There are many different styles of SystemVerilog code that you can use to generate combinational circuits.

Consider the following logic function that outputs a 1 when an odd number of the three input bits are 1. (This is a 3-input XOR).

logic [2:0] in;
logic       out;
 
<Combinational Logic Here>

Assuming the above SystemVerilog code, there are many different ways to implement the same combinational logic.
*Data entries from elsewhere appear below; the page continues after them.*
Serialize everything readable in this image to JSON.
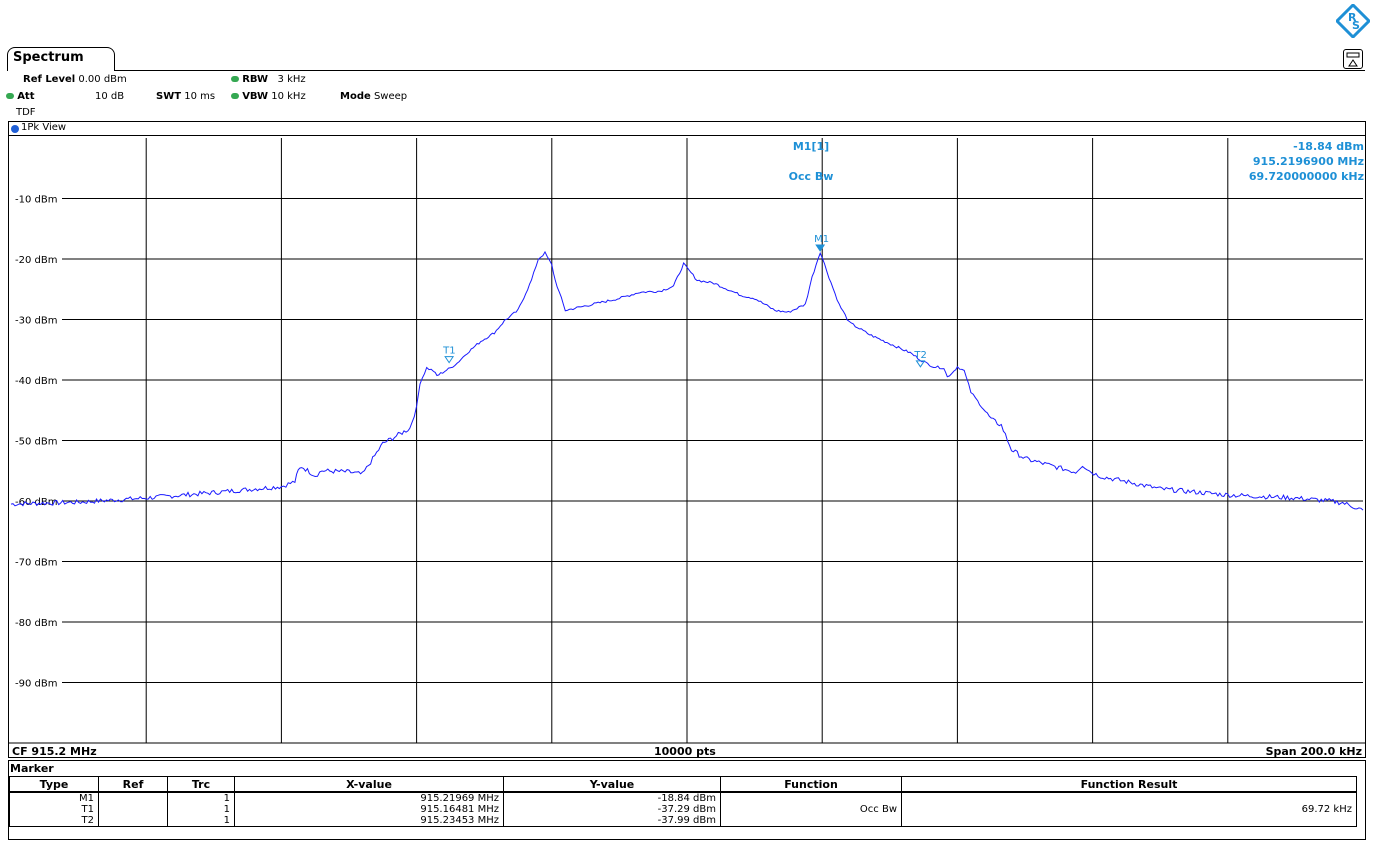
{
  "window": {
    "tab_title": "Spectrum"
  },
  "settings": {
    "ref_level_label": "Ref Level",
    "ref_level_value": "0.00 dBm",
    "att_label": "Att",
    "att_value": "10 dB",
    "swt_label": "SWT",
    "swt_value": "10 ms",
    "rbw_label": "RBW",
    "rbw_value": "3 kHz",
    "vbw_label": "VBW",
    "vbw_value": "10 kHz",
    "mode_label": "Mode",
    "mode_value": "Sweep",
    "tdf": "TDF"
  },
  "view": {
    "title": "1Pk View",
    "marker_readout": {
      "label": "M1[1]",
      "level": "-18.84 dBm",
      "frequency": "915.2196900 MHz",
      "occbw_label": "Occ Bw",
      "occbw_value": "69.720000000 kHz"
    },
    "footer": {
      "cf": "CF 915.2 MHz",
      "pts": "10000 pts",
      "span": "Span 200.0 kHz"
    }
  },
  "colors": {
    "trace": "#1a1aff",
    "marker": "#1e90d6",
    "grid": "#000000",
    "accent": "#35a852"
  },
  "chart_data": {
    "type": "line",
    "x_unit": "MHz",
    "xlim": [
      915.1,
      915.3
    ],
    "ylim": [
      -100,
      0
    ],
    "ytick_labels": [
      "-10 dBm",
      "-20 dBm",
      "-30 dBm",
      "-40 dBm",
      "-50 dBm",
      "-60 dBm",
      "-70 dBm",
      "-80 dBm",
      "-90 dBm"
    ],
    "grid": true,
    "series": [
      {
        "x": [
          915.1,
          915.11,
          915.12,
          915.13,
          915.14,
          915.141,
          915.142,
          915.1425,
          915.143,
          915.145,
          915.146,
          915.15,
          915.152,
          915.155,
          915.159,
          915.16,
          915.1605,
          915.1615,
          915.1625,
          915.163,
          915.165,
          915.166,
          915.1675,
          915.1695,
          915.1715,
          915.173,
          915.175,
          915.177,
          915.178,
          915.179,
          915.18,
          915.1805,
          915.182,
          915.184,
          915.186,
          915.19,
          915.193,
          915.196,
          915.198,
          915.1995,
          915.2,
          915.2015,
          915.204,
          915.208,
          915.21,
          915.213,
          915.215,
          915.2175,
          915.2185,
          915.2197,
          915.221,
          915.2225,
          915.224,
          915.227,
          915.231,
          915.233,
          915.235,
          915.2365,
          915.238,
          915.2385,
          915.2395,
          915.24,
          915.241,
          915.242,
          915.243,
          915.245,
          915.2465,
          915.248,
          915.25,
          915.255,
          915.2575,
          915.2585,
          915.2595,
          915.2605,
          915.2615,
          915.265,
          915.27,
          915.28,
          915.29,
          915.295,
          915.297,
          915.3
        ],
        "y": [
          -60.5,
          -60.2,
          -59.5,
          -58.6,
          -57.6,
          -57.2,
          -56.8,
          -55.0,
          -54.3,
          -55.8,
          -55.0,
          -55.2,
          -55.6,
          -50.5,
          -48.0,
          -44.5,
          -40.5,
          -38.0,
          -38.5,
          -39.3,
          -38.0,
          -37.2,
          -35.5,
          -33.6,
          -32.2,
          -30.2,
          -28.5,
          -23.5,
          -20.0,
          -19.0,
          -21.0,
          -23.5,
          -28.5,
          -28.0,
          -27.5,
          -26.5,
          -25.5,
          -25.3,
          -24.5,
          -20.8,
          -21.5,
          -23.5,
          -24.0,
          -26.0,
          -26.5,
          -28.5,
          -28.8,
          -27.5,
          -23.0,
          -18.84,
          -23.0,
          -27.5,
          -30.5,
          -32.5,
          -34.5,
          -35.5,
          -37.0,
          -37.8,
          -38.0,
          -39.5,
          -38.5,
          -37.8,
          -38.5,
          -42.0,
          -43.5,
          -46.5,
          -47.5,
          -51.5,
          -53.0,
          -54.5,
          -55.2,
          -54.0,
          -55.0,
          -55.6,
          -56.0,
          -56.8,
          -58.0,
          -59.0,
          -59.5,
          -60.0,
          -60.3,
          -61.5
        ]
      }
    ]
  },
  "markers": [
    {
      "name": "M1",
      "x": 915.2197,
      "y": -18.84
    },
    {
      "name": "T1",
      "x": 915.16481,
      "y": -37.29
    },
    {
      "name": "T2",
      "x": 915.23453,
      "y": -37.99
    }
  ],
  "marker_table": {
    "title": "Marker",
    "headers": [
      "Type",
      "Ref",
      "Trc",
      "X-value",
      "Y-value",
      "Function",
      "Function Result"
    ],
    "rows": [
      [
        "M1",
        "",
        "1",
        "915.21969 MHz",
        "-18.84 dBm",
        "",
        ""
      ],
      [
        "T1",
        "",
        "1",
        "915.16481 MHz",
        "-37.29 dBm",
        "Occ Bw",
        "69.72 kHz"
      ],
      [
        "T2",
        "",
        "1",
        "915.23453 MHz",
        "-37.99 dBm",
        "",
        ""
      ]
    ]
  }
}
Here are some different examples:

Sum of Products:

logic [2:0] in_not;
 
not(in_not[0], in[0]);
not(in_not[1], in[1]);
not(in_not[2], in[2]);
 
and(term1, in_not[2], in_not[1], in[0]);
and(term2, in_not[2], in[1], in_not[0]);
and(term3, in[2], in_not[1], in_not[0]);
and(term4, in[2], in[1], in[0]);
or(out, term1, term2, term3, term4);

Minimized (single XOR gate):

xor(out, in[2], in[1], in[0]);

Using assign statement, and the ternary operator:

assign out = in[2] ? (in[1] ? (in[0] ? 1'b1 : 1'b0)
                            : (in[0] ? 1'b0 : 1'b1))
                   : (in[1] ? (in[0] ? 1'b0 : 1'b1)
                            : (in[0] ? 1'b1 : 1'b0));                                                                               

Using assign statement, with sum of products, and dataflow operators :

assign out = (~in[2] & ~in[1] & in[0]) | (~in[2] & in[1] & ~in[0]) |
             (in[2] & ~in[1] & ~in[0]) | (in[2] & in[2] & in[0]);

Using assign statement, vectored comparison operators, binary literals:

assign out = (in == 3'b001) || (in == 3'b010) || (in == 3'b100) || (in == 3'b111);

Using assign statement, vectored comparison operators, decimal literals:

assign out = (in == 3'd1) || (in == 3'd2) || (in == 3'd4) || (in == 3'd7);

Using always_comb block with if statement.

always_comb begin
    out = 1'b0;
    if ((in == 3'b001) || (in == 3'b010) || (in == 3'b100) || (in == 3'b111)) begin
        out = 1'b1;
    end else begin
        // This else isn't necessary because of the default value at the top, but is included here
        // to show you the syntax.
        out = 1'b0;
    end        
end

Using always_comb block with case statement.

always_comb begin
    out = 1'b0;
    case(in)
        3'b001: out = 1'b1;
        3'b010: out = 1'b1;
        3'b100: 
            out = 1'b1;
        3'b111: begin
            out = 1'b1;
        end
        default: begin
            // This default isn't necessary because of the default value at the top, but is included here
            // to show you the syntax.
            out = 1'b0;
        end
    endcase
end

The example above mixes different formatting of the case statements to show you the variations available. Note: Similar to if and always blocks, you will need to include a begin and end if your case contains more than one statement.